Microsoft’s Windows and foreign database programs also sidelined as Beijing favours Chinese hardware and software
Among the 18 approved processors were chips from Huawei and state-backed group Phytium. Both are on Washington’s export blacklist. Chinese processor makers are using a mixture of chip architectures including Intel’s x86, Arm and homegrown ones, while operating systems are derived from open-source Linux software.
No!!! You aren’t allowed to do that! Only America is allowed to be protectionist 😠 😠 😠
Do you have any idea how protectionist China has been for the past several decades? Nothing the US has done comes even close to their long standing policies.

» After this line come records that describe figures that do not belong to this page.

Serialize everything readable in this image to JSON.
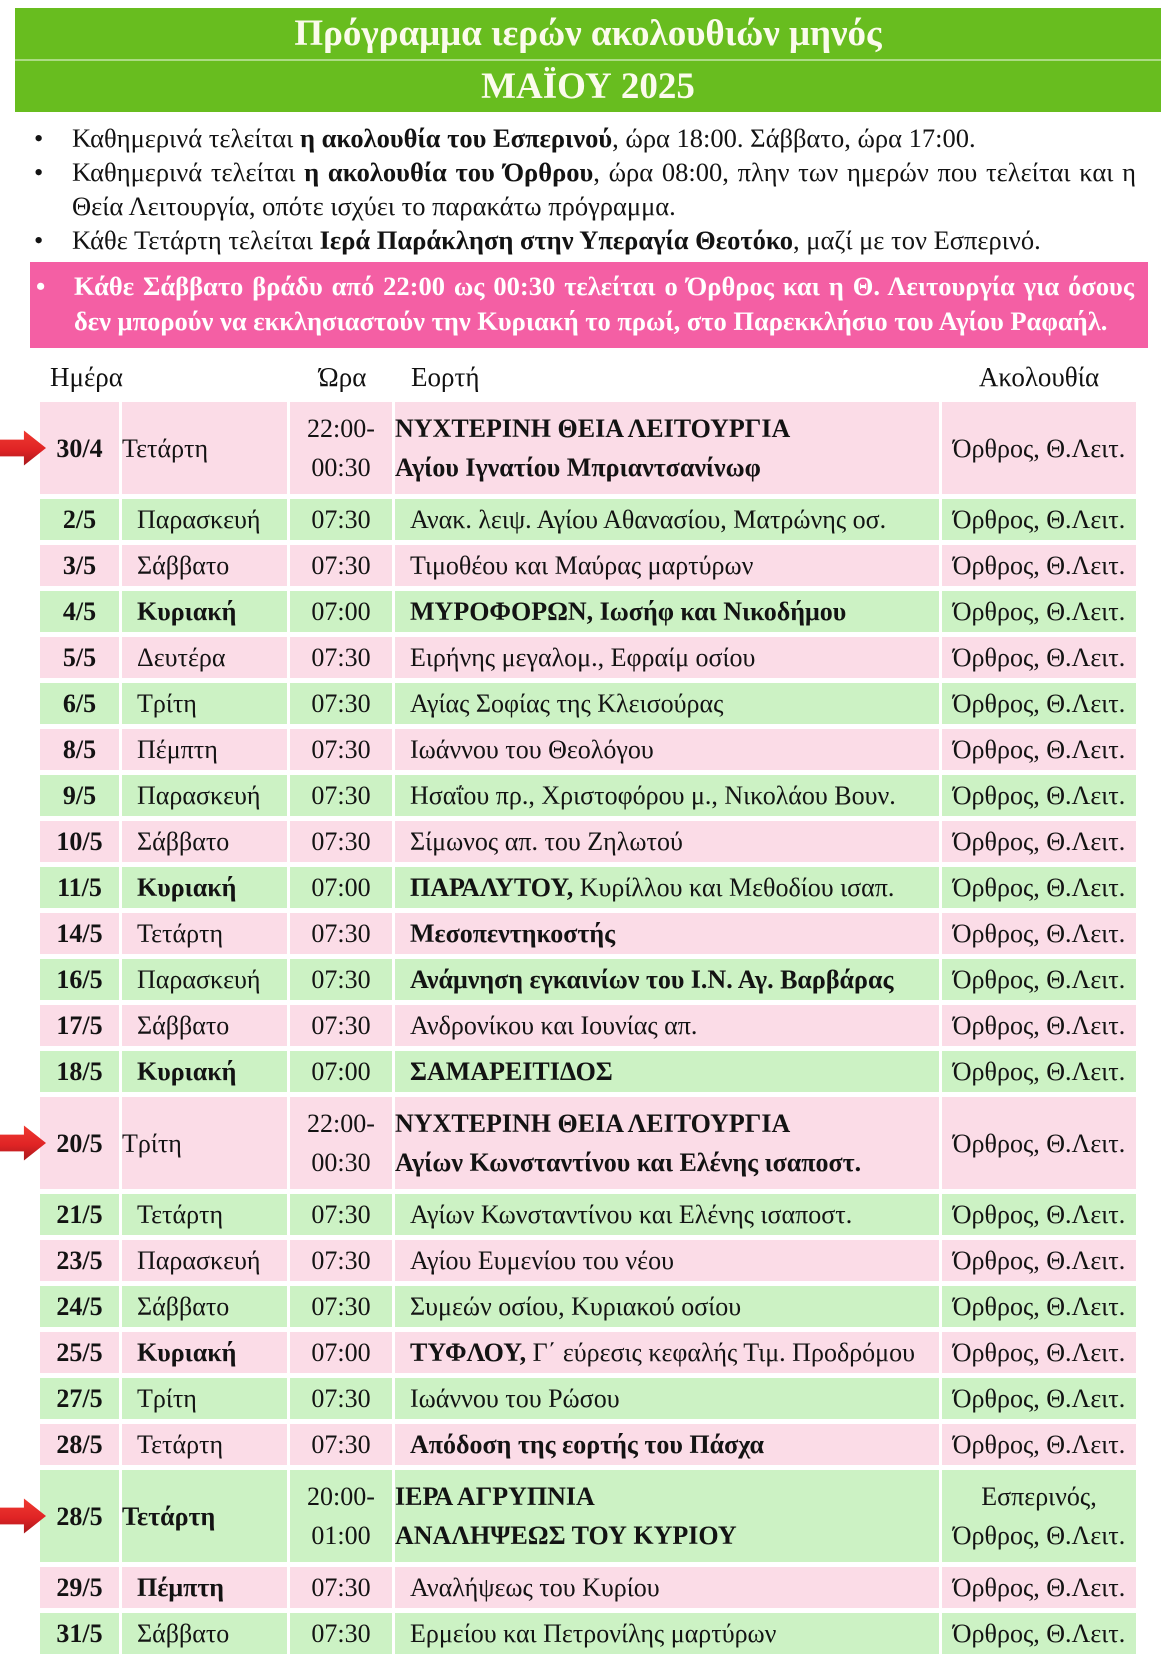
{
  "bullet_char": "•",
  "colors": {
    "header_green": "#68bd1f",
    "banner_pink": "#f45fa4",
    "row_pink": "#fbdce7",
    "row_green": "#ccf2c4",
    "arrow_red": "#e02425"
  },
  "title": {
    "line1": "Πρόγραμμα ιερών ακολουθιών μηνός",
    "line2": "ΜΑΪΟΥ 2025"
  },
  "notes": [
    {
      "style": "plain",
      "segments": [
        {
          "t": "Καθημερινά τελείται ",
          "b": false
        },
        {
          "t": "η ακολουθία του Εσπερινού",
          "b": true
        },
        {
          "t": ", ώρα 18:00. Σάββατο, ώρα 17:00.",
          "b": false
        }
      ]
    },
    {
      "style": "plain",
      "segments": [
        {
          "t": "Καθημερινά τελείται ",
          "b": false
        },
        {
          "t": "η ακολουθία του Όρθρου",
          "b": true
        },
        {
          "t": ", ώρα 08:00, πλην των ημερών που τελείται και η Θεία Λειτουργία, οπότε ισχύει το παρακάτω πρόγραμμα.",
          "b": false
        }
      ]
    },
    {
      "style": "plain",
      "segments": [
        {
          "t": "Κάθε Τετάρτη τελείται ",
          "b": false
        },
        {
          "t": "Ιερά Παράκληση στην Υπεραγία Θεοτόκο",
          "b": true
        },
        {
          "t": ", μαζί με τον Εσπερινό.",
          "b": false
        }
      ]
    },
    {
      "style": "highlight",
      "segments": [
        {
          "t": "Κάθε Σάββατο βράδυ από 22:00 ως 00:30 τελείται ο Όρθρος και η Θ. Λειτουργία για όσους δεν μπορούν να εκκλησιαστούν την Κυριακή το πρωί, στο Παρεκκλήσιο του Αγίου Ραφαήλ.",
          "b": true
        }
      ]
    }
  ],
  "table": {
    "headers": [
      "Ημέρα",
      "Ώρα",
      "Εορτή",
      "Ακολουθία"
    ],
    "rows": [
      {
        "date": "30/4",
        "day": "Τετάρτη",
        "day_bold": false,
        "time": [
          "22:00-",
          "00:30"
        ],
        "feast": [
          [
            {
              "t": "ΝΥΧΤΕΡΙΝΗ ΘΕΙΑ ΛΕΙΤΟΥΡΓΙΑ",
              "b": true
            }
          ],
          [
            {
              "t": "Αγίου Ιγνατίου Μπριαντσανίνωφ",
              "b": true
            }
          ]
        ],
        "service": [
          "Όρθρος, Θ.Λειτ."
        ],
        "bg": "pink",
        "arrow": true
      },
      {
        "date": "2/5",
        "day": "Παρασκευή",
        "day_bold": false,
        "time": [
          "07:30"
        ],
        "feast": [
          [
            {
              "t": "Ανακ. λειψ. Αγίου Αθανασίου, Ματρώνης οσ.",
              "b": false
            }
          ]
        ],
        "service": [
          "Όρθρος, Θ.Λειτ."
        ],
        "bg": "green",
        "arrow": false
      },
      {
        "date": "3/5",
        "day": "Σάββατο",
        "day_bold": false,
        "time": [
          "07:30"
        ],
        "feast": [
          [
            {
              "t": "Τιμοθέου και Μαύρας μαρτύρων",
              "b": false
            }
          ]
        ],
        "service": [
          "Όρθρος, Θ.Λειτ."
        ],
        "bg": "pink",
        "arrow": false
      },
      {
        "date": "4/5",
        "day": "Κυριακή",
        "day_bold": true,
        "time": [
          "07:00"
        ],
        "feast": [
          [
            {
              "t": "ΜΥΡΟΦΟΡΩΝ, Ιωσήφ και Νικοδήμου",
              "b": true
            }
          ]
        ],
        "service": [
          "Όρθρος, Θ.Λειτ."
        ],
        "bg": "green",
        "arrow": false
      },
      {
        "date": "5/5",
        "day": "Δευτέρα",
        "day_bold": false,
        "time": [
          "07:30"
        ],
        "feast": [
          [
            {
              "t": "Ειρήνης μεγαλομ., Εφραίμ οσίου",
              "b": false
            }
          ]
        ],
        "service": [
          "Όρθρος, Θ.Λειτ."
        ],
        "bg": "pink",
        "arrow": false
      },
      {
        "date": "6/5",
        "day": "Τρίτη",
        "day_bold": false,
        "time": [
          "07:30"
        ],
        "feast": [
          [
            {
              "t": "Αγίας Σοφίας της Κλεισούρας",
              "b": false
            }
          ]
        ],
        "service": [
          "Όρθρος, Θ.Λειτ."
        ],
        "bg": "green",
        "arrow": false
      },
      {
        "date": "8/5",
        "day": "Πέμπτη",
        "day_bold": false,
        "time": [
          "07:30"
        ],
        "feast": [
          [
            {
              "t": "Ιωάννου του Θεολόγου",
              "b": false
            }
          ]
        ],
        "service": [
          "Όρθρος, Θ.Λειτ."
        ],
        "bg": "pink",
        "arrow": false
      },
      {
        "date": "9/5",
        "day": "Παρασκευή",
        "day_bold": false,
        "time": [
          "07:30"
        ],
        "feast": [
          [
            {
              "t": "Ησαΐου πρ., Χριστοφόρου μ., Νικολάου Βουν.",
              "b": false
            }
          ]
        ],
        "service": [
          "Όρθρος, Θ.Λειτ."
        ],
        "bg": "green",
        "arrow": false
      },
      {
        "date": "10/5",
        "day": "Σάββατο",
        "day_bold": false,
        "time": [
          "07:30"
        ],
        "feast": [
          [
            {
              "t": "Σίμωνος απ. του Ζηλωτού",
              "b": false
            }
          ]
        ],
        "service": [
          "Όρθρος, Θ.Λειτ."
        ],
        "bg": "pink",
        "arrow": false
      },
      {
        "date": "11/5",
        "day": "Κυριακή",
        "day_bold": true,
        "time": [
          "07:00"
        ],
        "feast": [
          [
            {
              "t": "ΠΑΡΑΛΥΤΟΥ,",
              "b": true
            },
            {
              "t": " Κυρίλλου και Μεθοδίου ισαπ.",
              "b": false
            }
          ]
        ],
        "service": [
          "Όρθρος, Θ.Λειτ."
        ],
        "bg": "green",
        "arrow": false
      },
      {
        "date": "14/5",
        "day": "Τετάρτη",
        "day_bold": false,
        "time": [
          "07:30"
        ],
        "feast": [
          [
            {
              "t": "Μεσοπεντηκοστής",
              "b": true
            }
          ]
        ],
        "service": [
          "Όρθρος, Θ.Λειτ."
        ],
        "bg": "pink",
        "arrow": false
      },
      {
        "date": "16/5",
        "day": "Παρασκευή",
        "day_bold": false,
        "time": [
          "07:30"
        ],
        "feast": [
          [
            {
              "t": "Ανάμνηση εγκαινίων του Ι.Ν. Αγ. Βαρβάρας",
              "b": true
            }
          ]
        ],
        "service": [
          "Όρθρος, Θ.Λειτ."
        ],
        "bg": "green",
        "arrow": false
      },
      {
        "date": "17/5",
        "day": "Σάββατο",
        "day_bold": false,
        "time": [
          "07:30"
        ],
        "feast": [
          [
            {
              "t": "Ανδρονίκου και Ιουνίας απ.",
              "b": false
            }
          ]
        ],
        "service": [
          "Όρθρος, Θ.Λειτ."
        ],
        "bg": "pink",
        "arrow": false
      },
      {
        "date": "18/5",
        "day": "Κυριακή",
        "day_bold": true,
        "time": [
          "07:00"
        ],
        "feast": [
          [
            {
              "t": "ΣΑΜΑΡΕΙΤΙΔΟΣ",
              "b": true
            }
          ]
        ],
        "service": [
          "Όρθρος, Θ.Λειτ."
        ],
        "bg": "green",
        "arrow": false
      },
      {
        "date": "20/5",
        "day": "Τρίτη",
        "day_bold": false,
        "time": [
          "22:00-",
          "00:30"
        ],
        "feast": [
          [
            {
              "t": "ΝΥΧΤΕΡΙΝΗ ΘΕΙΑ ΛΕΙΤΟΥΡΓΙΑ",
              "b": true
            }
          ],
          [
            {
              "t": "Αγίων Κωνσταντίνου και Ελένης ισαποστ.",
              "b": true
            }
          ]
        ],
        "service": [
          "Όρθρος, Θ.Λειτ."
        ],
        "bg": "pink",
        "arrow": true
      },
      {
        "date": "21/5",
        "day": "Τετάρτη",
        "day_bold": false,
        "time": [
          "07:30"
        ],
        "feast": [
          [
            {
              "t": "Αγίων Κωνσταντίνου και Ελένης ισαποστ.",
              "b": false
            }
          ]
        ],
        "service": [
          "Όρθρος, Θ.Λειτ."
        ],
        "bg": "green",
        "arrow": false
      },
      {
        "date": "23/5",
        "day": "Παρασκευή",
        "day_bold": false,
        "time": [
          "07:30"
        ],
        "feast": [
          [
            {
              "t": "Αγίου Ευμενίου του νέου",
              "b": false
            }
          ]
        ],
        "service": [
          "Όρθρος, Θ.Λειτ."
        ],
        "bg": "pink",
        "arrow": false
      },
      {
        "date": "24/5",
        "day": "Σάββατο",
        "day_bold": false,
        "time": [
          "07:30"
        ],
        "feast": [
          [
            {
              "t": "Συμεών οσίου, Κυριακού οσίου",
              "b": false
            }
          ]
        ],
        "service": [
          "Όρθρος, Θ.Λειτ."
        ],
        "bg": "green",
        "arrow": false
      },
      {
        "date": "25/5",
        "day": "Κυριακή",
        "day_bold": true,
        "time": [
          "07:00"
        ],
        "feast": [
          [
            {
              "t": "ΤΥΦΛΟΥ,",
              "b": true
            },
            {
              "t": " Γ΄ εύρεσις κεφαλής Τιμ. Προδρόμου",
              "b": false
            }
          ]
        ],
        "service": [
          "Όρθρος, Θ.Λειτ."
        ],
        "bg": "pink",
        "arrow": false
      },
      {
        "date": "27/5",
        "day": "Τρίτη",
        "day_bold": false,
        "time": [
          "07:30"
        ],
        "feast": [
          [
            {
              "t": "Ιωάννου του Ρώσου",
              "b": false
            }
          ]
        ],
        "service": [
          "Όρθρος, Θ.Λειτ."
        ],
        "bg": "green",
        "arrow": false
      },
      {
        "date": "28/5",
        "day": "Τετάρτη",
        "day_bold": false,
        "time": [
          "07:30"
        ],
        "feast": [
          [
            {
              "t": "Απόδοση της εορτής του Πάσχα",
              "b": true
            }
          ]
        ],
        "service": [
          "Όρθρος, Θ.Λειτ."
        ],
        "bg": "pink",
        "arrow": false
      },
      {
        "date": "28/5",
        "day": "Τετάρτη",
        "day_bold": true,
        "time": [
          "20:00-",
          "01:00"
        ],
        "feast": [
          [
            {
              "t": "ΙΕΡΑ ΑΓΡΥΠΝΙΑ",
              "b": true
            }
          ],
          [
            {
              "t": "ΑΝΑΛΗΨΕΩΣ ΤΟΥ ΚΥΡΙΟΥ",
              "b": true
            }
          ]
        ],
        "service": [
          "Εσπερινός,",
          "Όρθρος, Θ.Λειτ."
        ],
        "bg": "green",
        "arrow": true
      },
      {
        "date": "29/5",
        "day": "Πέμπτη",
        "day_bold": true,
        "time": [
          "07:30"
        ],
        "feast": [
          [
            {
              "t": "Αναλήψεως του Κυρίου",
              "b": false
            }
          ]
        ],
        "service": [
          "Όρθρος, Θ.Λειτ."
        ],
        "bg": "pink",
        "arrow": false
      },
      {
        "date": "31/5",
        "day": "Σάββατο",
        "day_bold": false,
        "time": [
          "07:30"
        ],
        "feast": [
          [
            {
              "t": "Ερμείου και Πετρονίλης μαρτύρων",
              "b": false
            }
          ]
        ],
        "service": [
          "Όρθρος, Θ.Λειτ."
        ],
        "bg": "green",
        "arrow": false
      }
    ]
  }
}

They ban certain media properties and cultural imports, but they’ve been open for business to developers and industry my entire life. This recent wave is way different. This is an actual industrial supply-side commodity that is used in production, not a controversial movie.
Something new has been happening since America launched the chip tradewar and the performative attacks against Xinjiang province.
In all likelihood, they’ve been open for business to make it easier to nab intellectual property from the rightful owners. China has probably just decided they’ve learned enough to make their own “homegrown” products, and can safely kick all the western businesses out of the market.
Except in many cases you cannot sell directly in China, but you need to “partner up” with a Chinese corporation in order to sell there (aka technology transfer). You then need the Chinese government approval and possibly a CCP person on the board
It’s honestly surprising they ever did.
You’d figure they’d go as far as banning them for the whole country to give their own companies the market.
Do they really have good enough chips? I thought this stuff was hard to do.
Substantially. CISC vs RISC is night and day. Keeping x86 for so long was a mistake, but one that generated billions in value for shareholders.
you dont need much to run most government level computers, and I say this knowing what lind of conputers in general some of the U.S offices were running. China already has their own build of linux for government computers, and deceloping a basic cpu for governmental office purposes wouldnt be too difficult in thr grand scheme of things.
They already have their own x86 chips. They’re a few generations behind the cutting edge. They’ve been catching up fast which is why the US and EU have been shitting their pants trying to wage cold war. All of a sudden ramping up the China bad narrative out of left field when not long ago they were trying to work with China rather than against them…
Much of the manufacturing difficulty we hear about with western industry is achieving highest yields possible of the most powerful chips to please ravenous shareholders demanding flawless profit gains every quarter. Capitalism problems in other words. It’s much different when your goal is merely to produce computers for government office use. You can still use old computers for the majority of computing needs.